Wieder einmal wälzte sich der Burgpreppacher Faschingszug mit Start an der katholischen Kirche durch den Ort zur TSV-Sporthalle. Einige fantasievoll gestaltete Wagen, dazu zahlreiche ausgelassene Fußgruppen hatten Themen gewählt, die sich ausschließlich mit dem Gemeindegeschehen in Burgpreppach und seinen Gemeindeteilen beschäftigten.

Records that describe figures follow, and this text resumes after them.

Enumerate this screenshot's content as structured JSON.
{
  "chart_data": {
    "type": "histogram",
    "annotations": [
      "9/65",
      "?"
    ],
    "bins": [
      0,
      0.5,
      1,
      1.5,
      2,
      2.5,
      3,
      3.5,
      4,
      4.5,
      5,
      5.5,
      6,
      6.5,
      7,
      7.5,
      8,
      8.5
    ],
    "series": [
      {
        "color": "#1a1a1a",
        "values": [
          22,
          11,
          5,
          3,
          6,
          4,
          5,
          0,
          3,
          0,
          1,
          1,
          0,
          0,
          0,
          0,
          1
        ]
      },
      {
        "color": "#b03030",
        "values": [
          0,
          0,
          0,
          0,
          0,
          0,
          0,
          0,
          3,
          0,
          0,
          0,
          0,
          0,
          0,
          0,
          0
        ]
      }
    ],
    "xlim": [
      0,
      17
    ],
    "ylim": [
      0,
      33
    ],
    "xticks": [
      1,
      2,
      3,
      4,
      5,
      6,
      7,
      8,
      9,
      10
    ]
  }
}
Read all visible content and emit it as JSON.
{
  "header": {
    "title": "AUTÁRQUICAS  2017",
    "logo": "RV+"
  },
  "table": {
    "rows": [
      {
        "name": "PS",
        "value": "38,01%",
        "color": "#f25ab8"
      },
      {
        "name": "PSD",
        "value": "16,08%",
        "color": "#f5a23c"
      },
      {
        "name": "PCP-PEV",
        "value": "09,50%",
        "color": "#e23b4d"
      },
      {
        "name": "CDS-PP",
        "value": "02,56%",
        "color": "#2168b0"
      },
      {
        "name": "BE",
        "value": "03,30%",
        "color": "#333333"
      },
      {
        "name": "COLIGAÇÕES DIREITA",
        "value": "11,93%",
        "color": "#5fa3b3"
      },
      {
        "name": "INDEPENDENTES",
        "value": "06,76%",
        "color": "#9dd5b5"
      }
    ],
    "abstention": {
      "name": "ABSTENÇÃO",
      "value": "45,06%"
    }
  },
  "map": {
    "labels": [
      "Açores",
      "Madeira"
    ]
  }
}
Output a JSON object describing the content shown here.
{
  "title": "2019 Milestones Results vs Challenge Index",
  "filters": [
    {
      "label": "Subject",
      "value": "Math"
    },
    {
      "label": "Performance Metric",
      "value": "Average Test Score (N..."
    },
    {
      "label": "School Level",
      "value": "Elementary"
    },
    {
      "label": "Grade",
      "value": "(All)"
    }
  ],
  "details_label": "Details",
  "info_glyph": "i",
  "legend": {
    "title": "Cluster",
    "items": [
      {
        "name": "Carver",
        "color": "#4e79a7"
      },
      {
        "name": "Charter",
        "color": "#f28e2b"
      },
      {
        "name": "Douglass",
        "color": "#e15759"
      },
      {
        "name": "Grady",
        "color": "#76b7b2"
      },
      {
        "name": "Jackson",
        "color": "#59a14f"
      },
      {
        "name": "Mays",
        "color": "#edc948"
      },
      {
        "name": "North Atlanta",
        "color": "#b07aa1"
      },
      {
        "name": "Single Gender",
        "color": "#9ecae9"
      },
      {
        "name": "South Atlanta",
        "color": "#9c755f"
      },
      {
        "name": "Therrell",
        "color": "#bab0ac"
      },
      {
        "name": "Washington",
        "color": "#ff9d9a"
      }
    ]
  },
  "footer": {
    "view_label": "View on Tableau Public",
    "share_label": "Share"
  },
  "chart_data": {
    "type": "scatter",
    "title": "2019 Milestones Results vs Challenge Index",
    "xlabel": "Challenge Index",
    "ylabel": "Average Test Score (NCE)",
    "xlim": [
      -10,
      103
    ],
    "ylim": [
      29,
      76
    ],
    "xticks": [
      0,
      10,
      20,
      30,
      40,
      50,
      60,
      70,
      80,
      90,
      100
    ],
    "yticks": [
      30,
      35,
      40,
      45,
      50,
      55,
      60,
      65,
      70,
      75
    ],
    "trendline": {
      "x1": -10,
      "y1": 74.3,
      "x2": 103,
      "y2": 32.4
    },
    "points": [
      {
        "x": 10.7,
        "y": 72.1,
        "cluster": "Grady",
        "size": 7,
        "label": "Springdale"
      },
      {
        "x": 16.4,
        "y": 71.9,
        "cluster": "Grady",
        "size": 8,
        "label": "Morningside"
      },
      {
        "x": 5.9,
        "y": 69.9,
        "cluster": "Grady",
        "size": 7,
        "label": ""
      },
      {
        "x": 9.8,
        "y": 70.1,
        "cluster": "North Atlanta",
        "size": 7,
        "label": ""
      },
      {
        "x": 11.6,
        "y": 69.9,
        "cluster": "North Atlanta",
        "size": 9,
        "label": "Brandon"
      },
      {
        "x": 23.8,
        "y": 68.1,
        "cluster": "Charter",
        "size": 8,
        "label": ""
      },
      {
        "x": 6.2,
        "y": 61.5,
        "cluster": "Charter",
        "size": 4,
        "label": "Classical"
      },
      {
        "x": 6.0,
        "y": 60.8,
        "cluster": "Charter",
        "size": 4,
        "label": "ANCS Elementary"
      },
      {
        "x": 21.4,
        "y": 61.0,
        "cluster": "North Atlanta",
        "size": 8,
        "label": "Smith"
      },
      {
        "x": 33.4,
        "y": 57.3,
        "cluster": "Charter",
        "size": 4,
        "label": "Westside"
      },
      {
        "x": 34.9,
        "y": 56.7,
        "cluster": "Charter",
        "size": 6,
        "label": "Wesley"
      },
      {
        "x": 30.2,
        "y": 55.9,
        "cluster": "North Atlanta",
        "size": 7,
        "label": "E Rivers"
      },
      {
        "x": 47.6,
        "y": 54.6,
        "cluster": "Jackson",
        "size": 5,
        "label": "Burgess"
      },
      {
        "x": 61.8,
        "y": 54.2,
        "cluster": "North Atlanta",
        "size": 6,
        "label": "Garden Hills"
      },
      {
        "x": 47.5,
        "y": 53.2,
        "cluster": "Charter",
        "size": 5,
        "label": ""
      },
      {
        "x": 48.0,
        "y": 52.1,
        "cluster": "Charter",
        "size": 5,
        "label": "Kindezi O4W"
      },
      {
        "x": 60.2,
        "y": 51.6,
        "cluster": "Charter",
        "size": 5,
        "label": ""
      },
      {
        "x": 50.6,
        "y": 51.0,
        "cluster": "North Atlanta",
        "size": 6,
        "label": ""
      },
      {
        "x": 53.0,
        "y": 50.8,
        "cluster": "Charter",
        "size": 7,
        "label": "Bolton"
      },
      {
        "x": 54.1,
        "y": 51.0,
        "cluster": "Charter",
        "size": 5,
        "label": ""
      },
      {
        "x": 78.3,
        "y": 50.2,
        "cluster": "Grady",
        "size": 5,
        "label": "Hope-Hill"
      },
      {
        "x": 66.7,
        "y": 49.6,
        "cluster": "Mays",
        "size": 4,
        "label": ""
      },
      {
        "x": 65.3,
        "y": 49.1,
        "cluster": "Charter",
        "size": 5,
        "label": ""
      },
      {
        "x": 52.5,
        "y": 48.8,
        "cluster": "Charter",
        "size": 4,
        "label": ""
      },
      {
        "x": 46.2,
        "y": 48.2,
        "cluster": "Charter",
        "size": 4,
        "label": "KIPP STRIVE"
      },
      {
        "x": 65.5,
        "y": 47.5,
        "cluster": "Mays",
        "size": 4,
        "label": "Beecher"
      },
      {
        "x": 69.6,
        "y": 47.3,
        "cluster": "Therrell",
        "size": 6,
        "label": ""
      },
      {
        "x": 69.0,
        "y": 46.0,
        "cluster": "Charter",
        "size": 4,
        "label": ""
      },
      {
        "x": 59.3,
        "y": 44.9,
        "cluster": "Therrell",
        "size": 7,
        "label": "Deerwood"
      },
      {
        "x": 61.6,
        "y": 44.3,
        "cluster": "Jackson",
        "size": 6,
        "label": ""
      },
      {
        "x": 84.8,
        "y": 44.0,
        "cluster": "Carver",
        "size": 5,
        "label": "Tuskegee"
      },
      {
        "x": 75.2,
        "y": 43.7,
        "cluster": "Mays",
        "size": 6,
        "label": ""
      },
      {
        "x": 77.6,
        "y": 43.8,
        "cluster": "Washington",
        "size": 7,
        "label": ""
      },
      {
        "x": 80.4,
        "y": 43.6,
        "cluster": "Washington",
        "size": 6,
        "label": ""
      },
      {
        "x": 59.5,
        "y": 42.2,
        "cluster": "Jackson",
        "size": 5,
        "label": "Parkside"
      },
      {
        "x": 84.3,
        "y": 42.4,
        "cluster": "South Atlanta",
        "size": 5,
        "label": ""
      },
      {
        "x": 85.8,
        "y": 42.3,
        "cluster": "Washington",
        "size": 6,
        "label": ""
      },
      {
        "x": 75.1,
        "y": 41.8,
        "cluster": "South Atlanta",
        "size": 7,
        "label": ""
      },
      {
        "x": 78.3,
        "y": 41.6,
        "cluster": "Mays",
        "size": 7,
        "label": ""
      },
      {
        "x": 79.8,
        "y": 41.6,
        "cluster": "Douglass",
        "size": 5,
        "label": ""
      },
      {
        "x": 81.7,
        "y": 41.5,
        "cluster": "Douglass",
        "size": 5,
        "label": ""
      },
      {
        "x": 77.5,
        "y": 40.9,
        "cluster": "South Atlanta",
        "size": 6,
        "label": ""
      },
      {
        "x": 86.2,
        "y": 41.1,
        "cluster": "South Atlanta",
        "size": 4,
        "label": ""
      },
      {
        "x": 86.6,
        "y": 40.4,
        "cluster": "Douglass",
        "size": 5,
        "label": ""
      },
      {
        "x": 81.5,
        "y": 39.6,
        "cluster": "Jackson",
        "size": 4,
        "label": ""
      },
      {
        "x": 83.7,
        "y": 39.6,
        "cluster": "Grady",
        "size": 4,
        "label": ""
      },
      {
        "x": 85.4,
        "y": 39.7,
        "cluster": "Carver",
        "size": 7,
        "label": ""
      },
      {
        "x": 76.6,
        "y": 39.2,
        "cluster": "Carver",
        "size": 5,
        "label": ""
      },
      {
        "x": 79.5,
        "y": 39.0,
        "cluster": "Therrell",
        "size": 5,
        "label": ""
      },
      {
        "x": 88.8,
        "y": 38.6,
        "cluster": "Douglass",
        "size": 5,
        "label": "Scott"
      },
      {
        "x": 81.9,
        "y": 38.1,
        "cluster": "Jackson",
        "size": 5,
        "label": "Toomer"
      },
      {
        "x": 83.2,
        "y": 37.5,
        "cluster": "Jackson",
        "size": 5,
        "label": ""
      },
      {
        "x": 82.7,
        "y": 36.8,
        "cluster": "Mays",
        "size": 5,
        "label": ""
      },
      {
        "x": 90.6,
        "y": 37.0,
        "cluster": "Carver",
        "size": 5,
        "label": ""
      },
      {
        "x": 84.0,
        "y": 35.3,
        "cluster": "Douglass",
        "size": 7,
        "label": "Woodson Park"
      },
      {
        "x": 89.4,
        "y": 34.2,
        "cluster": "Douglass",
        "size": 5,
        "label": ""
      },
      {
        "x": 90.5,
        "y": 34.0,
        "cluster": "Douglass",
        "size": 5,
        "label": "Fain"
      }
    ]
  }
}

So nahmen die Gemeinfelder aufs Korn, dass bald kein Pfarrer mehr da sein wird, griffen zur Selbsthilfe und gründeten eine Abtei Gemeinfeld, wo sie für Pfarrer und zahlreichen Ordensnachwuchs aus ihren eigenen Reihen sorgten. Fitzendorf demonstrierte, dass ihr kleiner Ort jetzt zu einem Gesundheitszentrum wird. Der Frauenstammtisch warb für den herbeigesehnten Dorfladen, damit der Sektvorrat bei den Stammtischtreffen nicht ausgeht und "dass mer was Neus erfährt." Einstweilen hatten die drei Bürgermeister Hermann Niediek, Günther Stottele und Reinhold Klein einen mobilen Bauch-Dorfladen eingerichtet und verteilten daraus Süßigkeiten an die Schaulustigen am Wegesrand.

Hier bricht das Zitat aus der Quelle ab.